- Film poster
- Screenplay by: Jason Koornick
- Story by: Frank Nappi (The Legend of Mickey Tussler)
- Directed by: William Dear
- Starring: Dean Cain Luke Schroder
- Music by: Stu Goldberg
- Country of origin: Canada
- Original language: English

Production
- Producers: Tara Cowell-Plain Dureyshevar Jason Koornick Jack Nasser Joseph Nasser Dan Spilo Danny Webber
- Cinematography: C. Kim Miles
- Running time: 89 minutes

Original release
- Release: September 5, 2011

= A Mile in His Shoes =

A Mile in His Shoes is a 2011 Canadian made-for-television sports drama film directed by William Dear and starring Luke Schroder, George Canyon and Dean Cain. It was based on the 2008 novel The Legend of Mickey Tussler by Frank Nappi. The setting was changed from Ohio in 1948 in the novel to Bargersville, Indiana in 2002 in the film.

==Plot==
The film centers on Mickey Tussler (Luke Schroder), an 18-year-old from Indiana with Asperger syndrome. Arthur Murphy (Dean Cain) who sees Mickey pitching apples in his backyard recognizes that the boy has a lot of potential as a pitcher. He convinces Mickey's parents to let him come with him to be a part of "the River Rats", a semi-professional baseball team. He pairs Mickey with a teammate named Pee Wee who takes Mickey under his wing.

Mickey is accepted by most of the team, except the top pitcher who feels threatened by Mickey's growing competence on the mound. With the help of the coach and Pee Wee, Mickey learns to manage the sensory overload he experiences on the field and pitch well through it.

Eventually, through his success on the field, Mickey proves to himself and to his parents that he has talent, he has a voice, and his autism cannot stop him from achieving his dreams.

==Cast==
- Luke Schroder as Mickey Tussler
- Dean Cain as Arthur "Murph" Murphy
- George Canyon as Clarence
- Chilton Crane as Molly Tussler
- Jarod Joseph as Pee Wee
- Jesse Hutch as George "Lefty" Rogers
- Andrew Wheeler as Warren Dennison
- Jaren Brandt Bartlett as Raymond "Boxcar" Miller
- Anna Mae Wills as Laney Juris
- Matthew Robert Kelly as Chip McNally
- Lee Tichon as Rocco Hightower
- Kenneth W. Yanko as Sheriff Billings
- Paul Jarrett as Pastor Bob

== Background ==
The movie is adapted from the 2008 novel The Legend of Mickey Tussler by Frank Nappi, which was the first of a series.
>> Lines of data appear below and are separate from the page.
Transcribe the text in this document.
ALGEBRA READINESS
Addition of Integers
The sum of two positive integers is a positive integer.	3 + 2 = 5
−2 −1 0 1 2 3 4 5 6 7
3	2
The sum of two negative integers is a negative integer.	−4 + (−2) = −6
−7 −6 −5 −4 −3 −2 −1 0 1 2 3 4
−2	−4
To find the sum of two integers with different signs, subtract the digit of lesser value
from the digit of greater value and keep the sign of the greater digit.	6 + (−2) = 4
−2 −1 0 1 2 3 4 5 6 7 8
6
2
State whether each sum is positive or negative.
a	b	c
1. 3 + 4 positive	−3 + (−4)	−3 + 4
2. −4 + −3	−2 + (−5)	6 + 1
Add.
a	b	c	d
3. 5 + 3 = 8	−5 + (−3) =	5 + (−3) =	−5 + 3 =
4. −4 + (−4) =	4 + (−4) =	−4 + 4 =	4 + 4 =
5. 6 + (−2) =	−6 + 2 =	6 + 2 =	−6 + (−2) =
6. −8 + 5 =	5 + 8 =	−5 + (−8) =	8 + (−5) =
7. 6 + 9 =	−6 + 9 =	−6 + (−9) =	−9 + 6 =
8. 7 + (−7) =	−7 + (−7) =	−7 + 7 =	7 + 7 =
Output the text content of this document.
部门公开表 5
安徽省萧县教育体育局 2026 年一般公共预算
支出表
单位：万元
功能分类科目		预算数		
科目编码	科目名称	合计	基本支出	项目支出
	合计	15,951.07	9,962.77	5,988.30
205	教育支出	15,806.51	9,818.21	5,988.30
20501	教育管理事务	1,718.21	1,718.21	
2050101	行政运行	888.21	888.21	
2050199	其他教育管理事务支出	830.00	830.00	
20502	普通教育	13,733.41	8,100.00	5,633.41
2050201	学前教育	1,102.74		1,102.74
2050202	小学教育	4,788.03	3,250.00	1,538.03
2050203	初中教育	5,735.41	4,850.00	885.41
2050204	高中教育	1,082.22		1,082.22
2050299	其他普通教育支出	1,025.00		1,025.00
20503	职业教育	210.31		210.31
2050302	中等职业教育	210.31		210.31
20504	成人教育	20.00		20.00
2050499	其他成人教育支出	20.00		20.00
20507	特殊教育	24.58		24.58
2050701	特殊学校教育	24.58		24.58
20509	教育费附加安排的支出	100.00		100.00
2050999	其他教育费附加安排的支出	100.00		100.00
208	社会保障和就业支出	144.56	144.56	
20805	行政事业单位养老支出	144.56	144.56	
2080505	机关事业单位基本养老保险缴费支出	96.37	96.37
The subsequent novels, "Sophomore Campaign" and "Welcome to the Show", delve deeper into the mind and experiences of Mickey, as well as those closest to him.

== Reception ==
A Mile in His Shoes was reviewed by Common Sense Media and Dove.org, both of which felt favorably about the film. Jonathan Plummer commented upon the film, praising it for its "positive view of someone who is neurologically diverse and is made believable and watchable by the script, direction, and performances".